For now, everything we know about interstellar comets such as 3I/ATLAS comes from watching them through telescopes. But a group of planetary scientists believes that soon, we might actually be able to visit one.
A visitor from deep space
Discovered on 1 July 2025, 3I/ATLAS is a comet that originated far beyond our Solar System. It’s been tracked by the Hubble Space Telescope, James Webb Space Telescope, and even cameras aboard spacecraft orbiting Mars.
Recently, NASA’s SPHEREx mission captured a detailed view of 3I/ATLAS between 7–15 August 2025, revealing new clues about its unusual composition.
But what if we didn’t have to observe from afar? What if we could send a spacecraft to meet it face-to-face?
The mission concept
A team at the Southwest Research Institute (SwRI) in San Antonio, Texas, has completed a detailed mission design study showing that a spacecraft could fly by an interstellar comet like 3I/ATLAS — and they say it’s entirely feasible.
“These new kinds of objects offer humankind the first feasible opportunity to closely explore bodies formed in other star systems,”
— Dr. Alan Stern, SwRI Associate Vice President and principal investigator of the study.
Comets and asteroids are time capsules from the early Solar System. Studying interstellar versions of these relics could give scientists a unique glimpse into how planets form around other stars — and how those systems compare to our own.
How we’d get there
The SwRI team examined everything from trajectory design and spacecraft payload to energy requirements and onboard instruments. Their simulations show that a low-energy rendezvous trajectory is possible — one that would demand no more propulsion than many missions NASA has already flown.
Dr. Mark Tapley, an orbital mechanics expert at SwRI, used specialized software to model how a spacecraft could intercept 3I/ATLAS. His conclusion?
“It doesn’t take anything harder than the technologies and launch performance NASA has already demonstrated to encounter these interstellar comets.”

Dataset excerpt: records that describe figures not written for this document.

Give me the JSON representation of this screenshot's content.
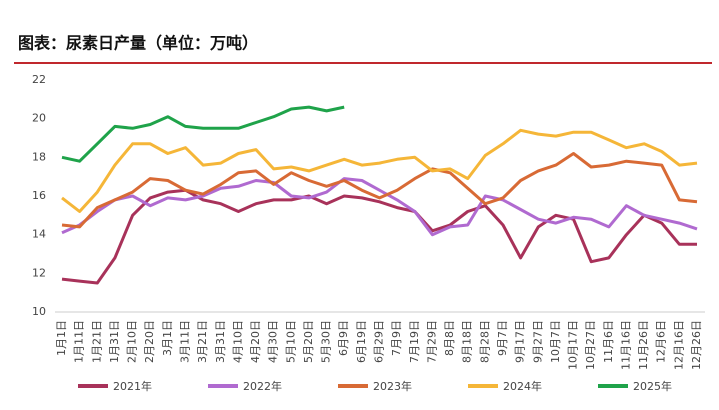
{
  "chart_data": {
    "type": "line",
    "title": "图表：尿素日产量（单位：万吨）",
    "categories": [
      "1月1日",
      "1月11日",
      "1月21日",
      "1月31日",
      "2月10日",
      "2月20日",
      "3月1日",
      "3月11日",
      "3月21日",
      "3月31日",
      "4月10日",
      "4月20日",
      "4月30日",
      "5月10日",
      "5月20日",
      "5月30日",
      "6月9日",
      "6月19日",
      "6月29日",
      "7月9日",
      "7月19日",
      "7月29日",
      "8月8日",
      "8月18日",
      "8月28日",
      "9月7日",
      "9月17日",
      "9月27日",
      "10月7日",
      "10月17日",
      "10月27日",
      "11月6日",
      "11月16日",
      "11月26日",
      "12月6日",
      "12月16日",
      "12月26日"
    ],
    "series": [
      {
        "name": "2021年",
        "color": "#a8325a",
        "values": [
          11.7,
          11.6,
          11.5,
          12.8,
          15.0,
          15.9,
          16.2,
          16.3,
          15.8,
          15.6,
          15.2,
          15.6,
          15.8,
          15.8,
          16.0,
          15.6,
          16.0,
          15.9,
          15.7,
          15.4,
          15.2,
          14.2,
          14.5,
          15.2,
          15.5,
          14.5,
          12.8,
          14.4,
          15.0,
          14.8,
          12.6,
          12.8,
          14.0,
          15.0,
          14.6,
          13.5,
          13.5
        ]
      },
      {
        "name": "2022年",
        "color": "#b06ad0",
        "values": [
          14.1,
          14.5,
          15.2,
          15.8,
          16.0,
          15.5,
          15.9,
          15.8,
          16.0,
          16.4,
          16.5,
          16.8,
          16.7,
          16.0,
          15.9,
          16.2,
          16.9,
          16.8,
          16.3,
          15.8,
          15.2,
          14.0,
          14.4,
          14.5,
          16.0,
          15.8,
          15.3,
          14.8,
          14.6,
          14.9,
          14.8,
          14.4,
          15.5,
          15.0,
          14.8,
          14.6,
          14.3
        ]
      },
      {
        "name": "2023年",
        "color": "#d86a35",
        "values": [
          14.5,
          14.4,
          15.4,
          15.8,
          16.2,
          16.9,
          16.8,
          16.3,
          16.1,
          16.6,
          17.2,
          17.3,
          16.6,
          17.2,
          16.8,
          16.5,
          16.8,
          16.3,
          15.9,
          16.3,
          16.9,
          17.4,
          17.2,
          16.4,
          15.6,
          15.9,
          16.8,
          17.3,
          17.6,
          18.2,
          17.5,
          17.6,
          17.8,
          17.7,
          17.6,
          15.8,
          15.7
        ]
      },
      {
        "name": "2024年",
        "color": "#f5b638",
        "values": [
          15.9,
          15.2,
          16.2,
          17.6,
          18.7,
          18.7,
          18.2,
          18.5,
          17.6,
          17.7,
          18.2,
          18.4,
          17.4,
          17.5,
          17.3,
          17.6,
          17.9,
          17.6,
          17.7,
          17.9,
          18.0,
          17.3,
          17.4,
          16.9,
          18.1,
          18.7,
          19.4,
          19.2,
          19.1,
          19.3,
          19.3,
          18.9,
          18.5,
          18.7,
          18.3,
          17.6,
          17.7
        ]
      },
      {
        "name": "2025年",
        "color": "#1fa34a",
        "values": [
          18.0,
          17.8,
          18.7,
          19.6,
          19.5,
          19.7,
          20.1,
          19.6,
          19.5,
          19.5,
          19.5,
          19.8,
          20.1,
          20.5,
          20.6,
          20.4,
          20.6,
          null,
          null,
          null,
          null,
          null,
          null,
          null,
          null,
          null,
          null,
          null,
          null,
          null,
          null,
          null,
          null,
          null,
          null,
          null,
          null
        ]
      }
    ],
    "ylim": [
      10,
      22
    ],
    "yticks": [
      10,
      12,
      14,
      16,
      18,
      20,
      22
    ]
  }
}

Project manager Matthew Freeman adds that while orbiting such a fast-moving object isn’t yet possible, a high-speed flyby would still be revolutionary:
“The trajectory of 3I/ATLAS is within the interceptable range of the mission we designed, and the scientific observations made during such a flyby would be groundbreaking.”
What we could learn
A flyby mission could study an interstellar comet’s composition, structure, and coma — the cloud of gas and dust that forms as sunlight heats the nucleus. It would reveal how such objects are shaped by eons of travel through interstellar space, and how their chemistry compares to comets born in our Solar System.
Dr. Stern emphasizes that such encounters could “significantly expand our understanding of solid body formation processes in other star systems.”
A new era of discovery
So far, astronomers have identified only three interstellar objects:
1I/‘Oumuamua (2017)
2I/Borisov (2019)
3I/ATLAS (2025)
But that number may soon grow. The Vera C. Rubin Observatory in Chile — set to begin its decade-long survey of the southern sky in late 2025 — will likely uncover many more.
With better detection, faster computing, and improved propulsion, missions like SwRI’s could usher in the first direct exploration of alien worlds adrift between the stars.
“An interstellar comet flyby could provide unprecedented insights,” says Stern. “It would open an entirely new chapter in our exploration of the cosmos.”